Mapping the Way Forward for Human Rights in Scotland

On 12 March 2021, the Scottish National Taskforce for Human Rights Leadership published its report setting out its recommendations for the Scottish Government to establish a statutory framework for human rights that will give domestic effect to international human rights treaties so as to protect and advance the realisation of human rights in Scotland. At this Discussion Group, Professor Alan Miller will describe the work and recommendations of the Taskforce.

Professor Alan Miller is the Independent Co-Chair of Scotland’s National Taskforce for Human Rights Leadership, a Professor of Practice in Human Rights Law at the University of Strathclyde, Glasgow and a member of its Centre for the Study of Human Rights Law. He also serves as an Independent Expert with the UNDP Crisis Bureau. He practised law until being unanimously elected and re-elected by the Scottish Parliament as the inaugural Chair of the Scottish Human Rights Commission. His peers then elected him as inaugural Chair of the European Network of National Human Rights Institutions and Vice-Chair of the Global Alliance of National Human Rights Institutions (GANHRI) before appointing him as GANHRI Special Envoy.

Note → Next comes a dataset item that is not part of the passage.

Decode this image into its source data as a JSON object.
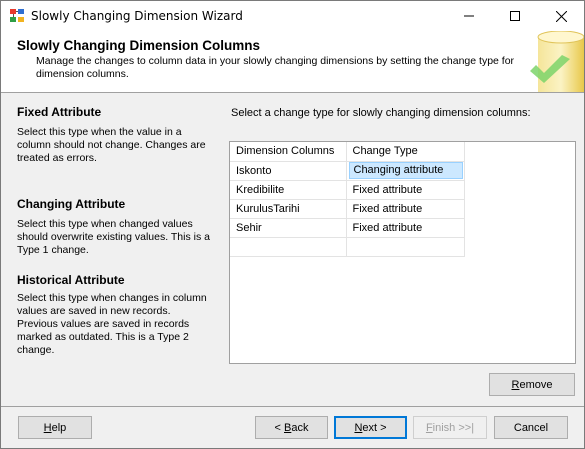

Dr Hayley Hooper, a Glaswegian public lawyer, and a fellow at Harris Manchester College, University of Oxford will respond to Professor Miller’s presentation. She is an Associate Professor in Law, and an academic affiliate of the Bonavero Institute for Human Rights. She holds an LL.B from the University of Glasgow, and a Bachelor of Civil Law (BCL), M.Phil in Law, and a D.Phil in Law from the University of Oxford. Her teaching interests include European Union Law, Constitutional Law, and Administrative Law. Her interests are broadly within the fields of Constitutional Law and Administrative Law. Hayley is the co-author of Parliament’s Secret War (Hart: Bloomsbury, 2018). This book concerns war powers in the British Constitution and offers a critical inquiry into the Westminster Parliament’s role in relation to the war prerogative since the beginning of the twentieth century. Hayley is also working on a monograph on the closed material procedure, a process that facilitates the use of national security evidence in civil litigation.